Alas, once he enters the castle and sees the gorgeous sword, he can’t resist thinking—and his thought is primary to his action—“This beautiful golden sword is much too good to be put in an ordinary shabby scabbard.” And forgetting the fox’s wise advice, he takes the jeweled scabbard instead, and thrusts the sword home. At once the alarm sounds, the guards awake, and grab him. And now he is set to a greater task. He must get the Golden Bird.

“But,” sagely advises the wise little fox on whose tail he rides, “Do not, I repeat, do not take the golden cage to put the Golden Bird in. Just take the ordinary wooden one.” “Right! Gotcha. No problem,” says the heroic prince. Then he sees the Golden Bird. And he thinks, “Put such a splendid bird in that ordinary cage? I don’t think so!”

Oops. Once again he finds himself making the same error. He keeps missing the central point though it is repeated over and over: “Don’t take the jeweled scabbard. Don’t take golden cage! Get it?”

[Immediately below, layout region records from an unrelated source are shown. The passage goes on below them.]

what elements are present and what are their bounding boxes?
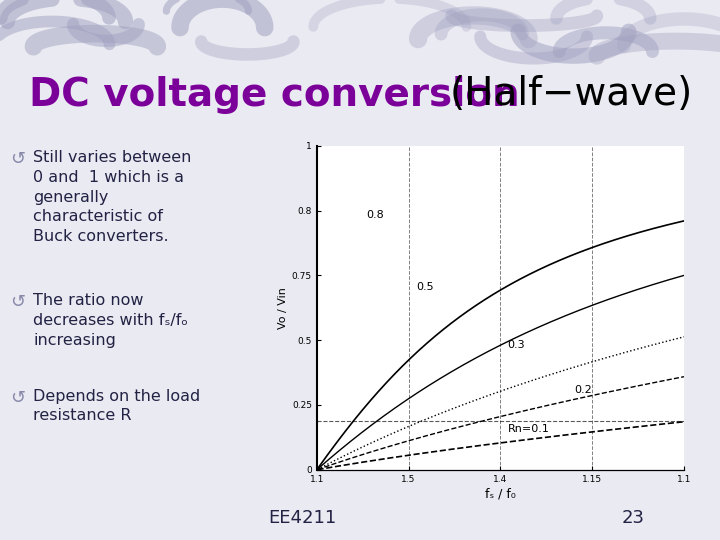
Text: Depends on the load
resistance R: Depends on the load resistance R: [33, 389, 200, 423]
Text: ↺: ↺: [10, 389, 25, 407]
Text: 23: 23: [622, 509, 645, 527]
Text: DC voltage conversion: DC voltage conversion: [29, 76, 519, 113]
Text: ↺: ↺: [10, 293, 25, 311]
Text: (Half−wave): (Half−wave): [450, 76, 693, 113]
Y-axis label: Vo / Vin: Vo / Vin: [278, 287, 288, 329]
Text: Rn=0.1: Rn=0.1: [508, 424, 549, 434]
Text: 0.2: 0.2: [574, 386, 592, 395]
Text: 0.8: 0.8: [366, 211, 384, 220]
Text: EE4211: EE4211: [269, 509, 336, 527]
Text: 0.5: 0.5: [416, 282, 433, 292]
Text: ↺: ↺: [10, 150, 25, 168]
Text: Still varies between
0 and  1 which is a
generally
characteristic of
Buck conver: Still varies between 0 and 1 which is a …: [33, 150, 192, 244]
Text: 0.3: 0.3: [508, 340, 526, 350]
Text: The ratio now
decreases with fₛ/fₒ
increasing: The ratio now decreases with fₛ/fₒ incre…: [33, 293, 188, 348]
X-axis label: fₛ / f₀: fₛ / f₀: [485, 488, 516, 501]
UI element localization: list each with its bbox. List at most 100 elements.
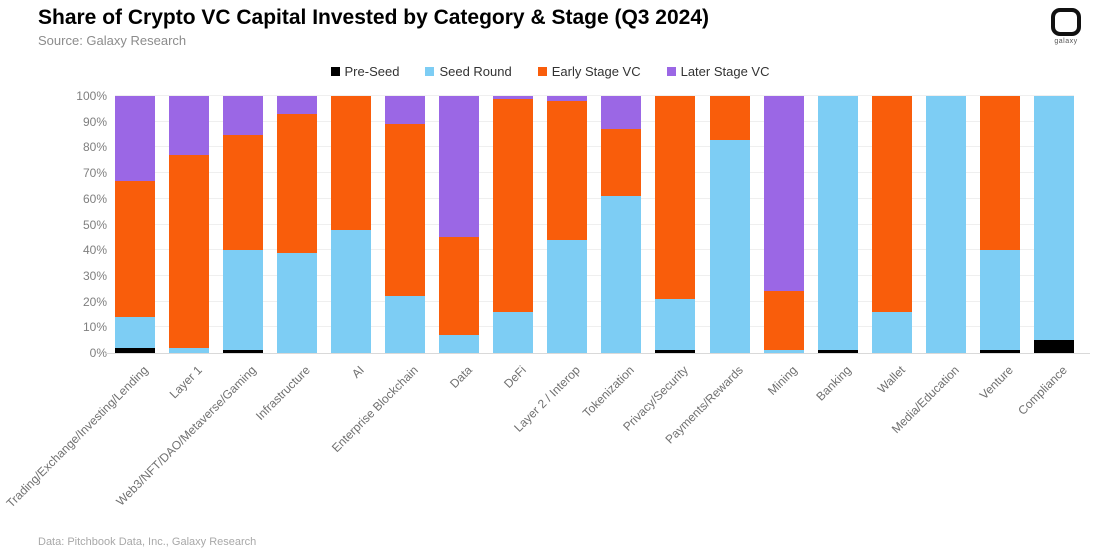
later-stage-swatch-icon — [666, 67, 676, 76]
gridline — [115, 172, 1074, 174]
bar-segment-seed-round — [493, 311, 534, 353]
gridline — [115, 146, 1074, 148]
seed-round-swatch-icon — [425, 67, 435, 76]
x-tick-label: Enterprise Blockchain — [328, 363, 421, 455]
gridline — [115, 274, 1074, 276]
gridline — [115, 197, 1074, 199]
legend-item-pre-seed: Pre-Seed — [330, 64, 400, 79]
y-tick-label: 10% — [82, 320, 107, 335]
y-tick-label: 30% — [82, 268, 107, 283]
stacked-bar — [763, 96, 804, 353]
stacked-bar — [169, 96, 210, 353]
bar-segment-early-stage-vc — [763, 291, 804, 351]
plot-area — [105, 95, 1090, 354]
stacked-bar — [655, 96, 696, 353]
bar-segment-early-stage-vc — [709, 96, 750, 140]
bar-segment-seed-round — [115, 317, 155, 348]
bar-segment-seed-round — [817, 96, 858, 351]
bar-segment-early-stage-vc — [655, 96, 696, 300]
bar-segment-pre-seed — [817, 350, 858, 353]
stacked-bar — [277, 96, 318, 353]
bar-segment-seed-round — [925, 96, 966, 353]
stacked-bar — [1033, 96, 1074, 353]
y-tick-label: 50% — [82, 217, 107, 232]
galaxy-logo: galaxy — [1046, 8, 1086, 45]
page-title: Share of Crypto VC Capital Invested by C… — [38, 6, 710, 29]
bar-segment-later-stage-vc — [115, 96, 155, 181]
bar-segment-later-stage-vc — [439, 96, 480, 238]
bar-segment-early-stage-vc — [115, 180, 155, 318]
x-tick-label: Banking — [813, 363, 854, 404]
source-subtitle: Source: Galaxy Research — [38, 33, 187, 48]
legend-label-early-stage: Early Stage VC — [551, 64, 641, 79]
x-tick-label: Layer 1 — [166, 363, 205, 402]
x-tick-label: DeFi — [501, 363, 529, 391]
y-tick-label: 60% — [82, 191, 107, 206]
x-tick-label: Infrastructure — [253, 363, 313, 423]
bar-segment-seed-round — [169, 347, 210, 353]
gridline — [115, 95, 1074, 96]
bar-segment-seed-round — [1033, 96, 1074, 341]
bar-segment-early-stage-vc — [223, 134, 264, 251]
bar-group — [115, 96, 1074, 353]
y-tick-label: 40% — [82, 243, 107, 258]
bar-segment-early-stage-vc — [493, 98, 534, 312]
x-axis-labels: Trading/Exchange/Investing/Lending Layer … — [4, 353, 1074, 528]
bar-segment-early-stage-vc — [385, 124, 426, 297]
legend-item-seed-round: Seed Round — [425, 64, 512, 79]
y-axis: 0% 10% 20% 30% 40% 50% 60% 70% 80% 90% 100% — [55, 89, 107, 360]
stacked-bar — [925, 96, 966, 353]
bar-segment-early-stage-vc — [601, 129, 642, 197]
bar-segment-seed-round — [871, 311, 912, 353]
bar-segment-seed-round — [385, 296, 426, 353]
bar-segment-seed-round — [979, 250, 1020, 351]
y-tick-label: 70% — [82, 166, 107, 181]
bar-segment-seed-round — [763, 350, 804, 353]
x-tick-label: Tokenization — [579, 363, 637, 421]
legend-label-pre-seed: Pre-Seed — [344, 64, 400, 79]
bar-segment-later-stage-vc — [277, 96, 318, 115]
legend-label-seed-round: Seed Round — [439, 64, 512, 79]
stacked-bar — [979, 96, 1020, 353]
bar-segment-pre-seed — [979, 350, 1020, 353]
x-axis-line — [105, 353, 1090, 354]
x-tick-label: Data — [447, 363, 475, 391]
gridline — [115, 223, 1074, 225]
galaxy-logo-word: galaxy — [1054, 38, 1078, 45]
stacked-bar — [331, 96, 372, 353]
bar-segment-later-stage-vc — [547, 96, 588, 102]
stacked-bar — [223, 96, 264, 353]
y-tick-label: 90% — [82, 114, 107, 129]
bar-segment-early-stage-vc — [439, 237, 480, 336]
bar-segment-later-stage-vc — [223, 96, 264, 135]
stacked-bar — [817, 96, 858, 353]
stacked-bar — [547, 96, 588, 353]
stacked-bar — [493, 96, 534, 353]
bar-segment-early-stage-vc — [169, 155, 210, 348]
legend-label-later-stage: Later Stage VC — [680, 64, 770, 79]
footer-credit: Data: Pitchbook Data, Inc., Galaxy Resea… — [38, 536, 257, 548]
bar-segment-pre-seed — [655, 350, 696, 353]
bar-segment-seed-round — [655, 299, 696, 351]
bar-segment-later-stage-vc — [601, 96, 642, 130]
bar-segment-later-stage-vc — [763, 96, 804, 292]
y-tick-label: 100% — [76, 89, 107, 103]
y-tick-label: 0% — [89, 346, 107, 360]
bar-segment-early-stage-vc — [979, 96, 1020, 251]
stacked-bar — [871, 96, 912, 353]
early-stage-swatch-icon — [537, 67, 547, 76]
legend-item-early-stage: Early Stage VC — [537, 64, 641, 79]
bar-segment-later-stage-vc — [385, 96, 426, 125]
x-tick-label: Venture — [976, 363, 1016, 403]
legend-item-later-stage: Later Stage VC — [666, 64, 770, 79]
bar-segment-early-stage-vc — [277, 114, 318, 253]
bar-segment-early-stage-vc — [547, 101, 588, 240]
stacked-bar — [385, 96, 426, 353]
bar-segment-later-stage-vc — [493, 96, 534, 99]
bar-segment-seed-round — [277, 252, 318, 353]
y-tick-label: 80% — [82, 140, 107, 155]
bar-segment-seed-round — [601, 196, 642, 353]
bar-segment-seed-round — [331, 229, 372, 353]
gridline — [115, 249, 1074, 251]
gridline — [115, 120, 1074, 122]
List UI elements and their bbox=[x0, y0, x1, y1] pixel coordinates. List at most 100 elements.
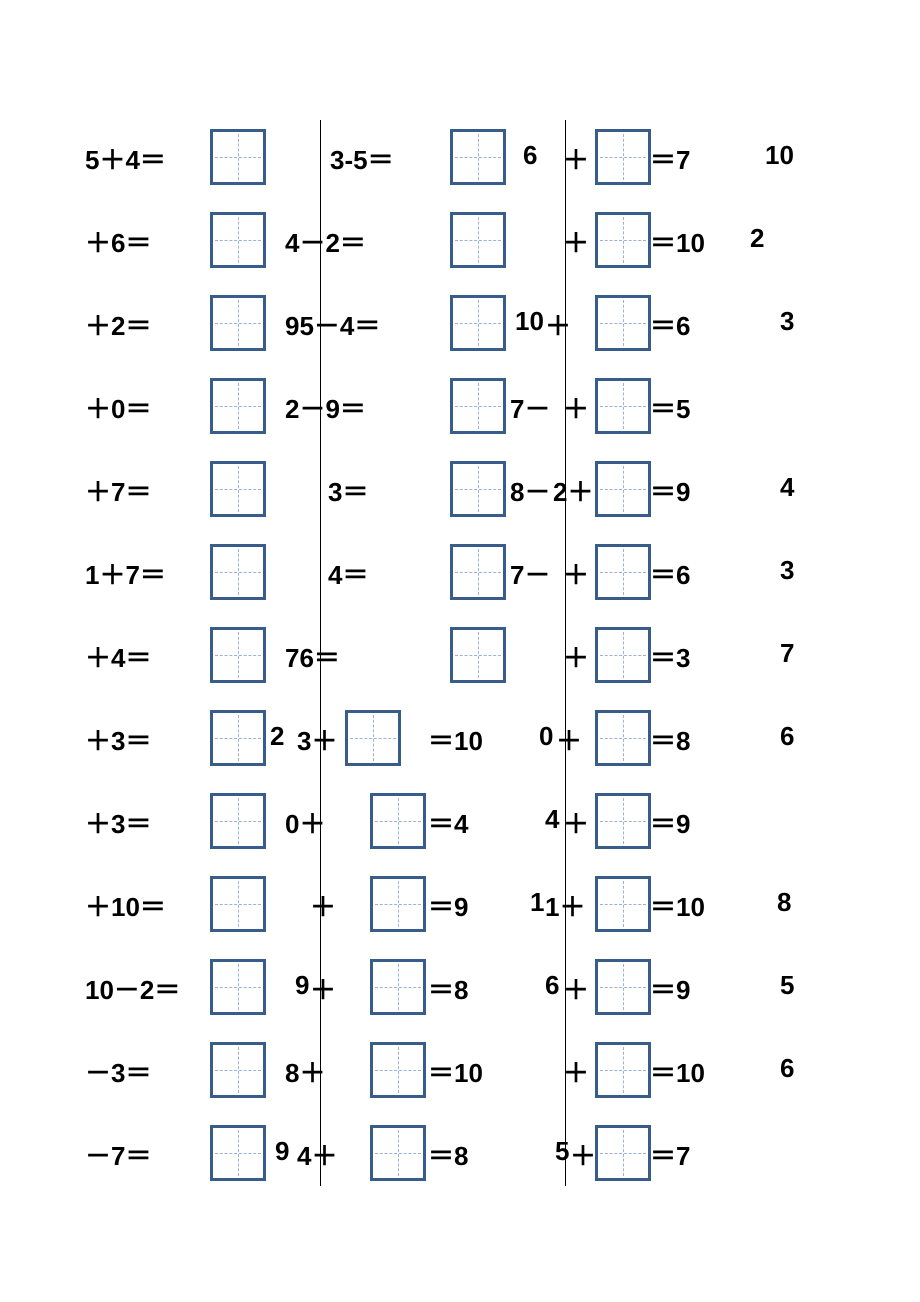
equation-text: 2 bbox=[750, 223, 764, 254]
equation-text: 4＋ bbox=[297, 1136, 337, 1173]
equation-text: ＋6＝ bbox=[85, 223, 151, 260]
worksheet-row: ＋3＝0＋＝44＋＝9 bbox=[85, 789, 885, 872]
worksheet-row: －7＝94＋＝85＋＝7 bbox=[85, 1121, 885, 1204]
answer-box[interactable] bbox=[595, 876, 651, 932]
equation-text: ＋10＝ bbox=[85, 887, 166, 924]
equation-text: 7－ bbox=[510, 389, 550, 426]
answer-box[interactable] bbox=[210, 627, 266, 683]
equation-text: ＝3 bbox=[650, 638, 690, 675]
equation-text: 1 bbox=[530, 887, 544, 918]
answer-box[interactable] bbox=[595, 378, 651, 434]
equation-text: 3 bbox=[780, 306, 794, 337]
answer-box[interactable] bbox=[210, 295, 266, 351]
equation-text: ＋ bbox=[563, 555, 589, 592]
answer-box[interactable] bbox=[450, 627, 506, 683]
equation-text: ＝8 bbox=[428, 1136, 468, 1173]
equation-text: 6 bbox=[780, 721, 794, 752]
answer-box[interactable] bbox=[210, 212, 266, 268]
answer-box[interactable] bbox=[595, 959, 651, 1015]
answer-box[interactable] bbox=[595, 544, 651, 600]
answer-box[interactable] bbox=[595, 129, 651, 185]
answer-box[interactable] bbox=[210, 544, 266, 600]
worksheet-row: ＋0＝2－9＝7－＋＝5 bbox=[85, 374, 885, 457]
answer-box[interactable] bbox=[450, 378, 506, 434]
equation-text: 2 bbox=[270, 721, 284, 752]
worksheet-row: －3＝8＋＝10＋＝106 bbox=[85, 1038, 885, 1121]
equation-text: 2＋ bbox=[553, 472, 593, 509]
worksheet-page: 5＋4＝3-5＝6＋＝710＋6＝4－2＝＋＝102＋2＝95－4＝10＋＝63… bbox=[85, 125, 885, 1204]
answer-box[interactable] bbox=[210, 793, 266, 849]
answer-box[interactable] bbox=[210, 129, 266, 185]
equation-text: 4 bbox=[780, 472, 794, 503]
equation-text: ＝8 bbox=[428, 970, 468, 1007]
answer-box[interactable] bbox=[450, 544, 506, 600]
answer-box[interactable] bbox=[210, 1042, 266, 1098]
answer-box[interactable] bbox=[210, 1125, 266, 1181]
answer-box[interactable] bbox=[370, 793, 426, 849]
worksheet-row: ＋10＝＋＝911＋＝108 bbox=[85, 872, 885, 955]
equation-text: 3-5＝ bbox=[330, 140, 394, 177]
answer-box[interactable] bbox=[370, 876, 426, 932]
equation-text: ＝9 bbox=[428, 887, 468, 924]
equation-text: 76＝ bbox=[285, 638, 340, 675]
equation-text: 95－4＝ bbox=[285, 306, 380, 343]
equation-text: 0 bbox=[539, 721, 553, 752]
answer-box[interactable] bbox=[210, 378, 266, 434]
equation-text: ＋2＝ bbox=[85, 306, 151, 343]
equation-text: 5 bbox=[780, 970, 794, 1001]
vertical-divider bbox=[565, 120, 566, 1186]
answer-box[interactable] bbox=[210, 959, 266, 1015]
equation-text: ＝6 bbox=[650, 555, 690, 592]
equation-text: ＝10 bbox=[428, 1053, 483, 1090]
equation-text: ＋ bbox=[556, 721, 582, 758]
equation-text: 5 bbox=[555, 1136, 569, 1167]
equation-text: 10 bbox=[765, 140, 794, 171]
answer-box[interactable] bbox=[345, 710, 401, 766]
answer-box[interactable] bbox=[370, 1042, 426, 1098]
answer-box[interactable] bbox=[450, 461, 506, 517]
equation-text: ＝10 bbox=[428, 721, 483, 758]
worksheet-row: 5＋4＝3-5＝6＋＝710 bbox=[85, 125, 885, 208]
equation-text: －3＝ bbox=[85, 1053, 151, 1090]
answer-box[interactable] bbox=[210, 876, 266, 932]
equation-text: ＋ bbox=[310, 887, 336, 924]
answer-box[interactable] bbox=[595, 793, 651, 849]
answer-box[interactable] bbox=[210, 710, 266, 766]
equation-text: 1＋7＝ bbox=[85, 555, 166, 592]
equation-text: ＋3＝ bbox=[85, 804, 151, 841]
rows-container: 5＋4＝3-5＝6＋＝710＋6＝4－2＝＋＝102＋2＝95－4＝10＋＝63… bbox=[85, 125, 885, 1204]
answer-box[interactable] bbox=[595, 461, 651, 517]
worksheet-row: ＋3＝23＋＝100＋＝86 bbox=[85, 706, 885, 789]
equation-text: 7 bbox=[780, 638, 794, 669]
answer-box[interactable] bbox=[450, 295, 506, 351]
equation-text: 8 bbox=[777, 887, 791, 918]
worksheet-row: 1＋7＝4＝7－＋＝63 bbox=[85, 540, 885, 623]
answer-box[interactable] bbox=[595, 627, 651, 683]
answer-box[interactable] bbox=[595, 212, 651, 268]
answer-box[interactable] bbox=[370, 959, 426, 1015]
worksheet-row: ＋4＝76＝＋＝37 bbox=[85, 623, 885, 706]
answer-box[interactable] bbox=[595, 1125, 651, 1181]
worksheet-row: ＋6＝4－2＝＋＝102 bbox=[85, 208, 885, 291]
answer-box[interactable] bbox=[450, 212, 506, 268]
equation-text: 6 bbox=[780, 1053, 794, 1084]
equation-text: ＋0＝ bbox=[85, 389, 151, 426]
equation-text: 4 bbox=[545, 804, 559, 835]
worksheet-row: ＋7＝3＝8－2＋＝94 bbox=[85, 457, 885, 540]
equation-text: ＝5 bbox=[650, 389, 690, 426]
answer-box[interactable] bbox=[450, 129, 506, 185]
worksheet-row: ＋2＝95－4＝10＋＝63 bbox=[85, 291, 885, 374]
equation-text: ＝10 bbox=[650, 1053, 705, 1090]
answer-box[interactable] bbox=[370, 1125, 426, 1181]
equation-text: ＋7＝ bbox=[85, 472, 151, 509]
answer-box[interactable] bbox=[595, 295, 651, 351]
answer-box[interactable] bbox=[595, 1042, 651, 1098]
answer-box[interactable] bbox=[210, 461, 266, 517]
equation-text: ＝9 bbox=[650, 970, 690, 1007]
equation-text: ＋ bbox=[563, 223, 589, 260]
equation-text: ＋ bbox=[563, 804, 589, 841]
equation-text: ＋ bbox=[570, 1136, 596, 1173]
equation-text: ＝6 bbox=[650, 306, 690, 343]
equation-text: 3 bbox=[780, 555, 794, 586]
answer-box[interactable] bbox=[595, 710, 651, 766]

The ordinary, just as it is, is IT, warts and all, difficulties and all. Don’t try to make perfection perfect. The inner is the outer. Form IS emptiness! Reality doesn’t need a halo, glowing lights, shining auras, special mind-states or supremely blissful circumstances to be good and true. Realizing this is the hard work of bare attention to what IS, called forth and embodied by all Buddhist traditions, indeed, by all paths of practice worth their salt. It was already known to us as children when we entered the ancient world of fairy tales. In short, as a bumper sticker might say, This is it. This is really it! Just as it is. Or to quote Porky Pig and Loony Tunes, “T-t-that’s all folks!”

So, in the jataka tales, once the Buddha was an Untouchable. He practiced. He realized something. He died. He was a fawn. He died. He was an osprey. He died.

He was a sage and embodied the way to the best of his ability. He died. Life is full of obstacles, full of unfinished stories and unrealized aims. The Buddha wanted so very much to be a Buddha. How many lives did he work at it? And how many times did he fail? Was he then dissatisfied in all those thousands and thousands of jataka lives, only a fraction of which have been recorded and identified as such, until he finally sat under the Bo-tree, glanced up, and saw the morning star? I think all those varied lives, let’s call them five hundred for convenience sake were, as Mumon says in his verse on the fox koan, lives of grace. Maybe obstacles are life. A monk once saw a snake eating a frog. It brought his mind to a stop. “I thought that life was suffering,” he said. “Now I see that suffering is life.”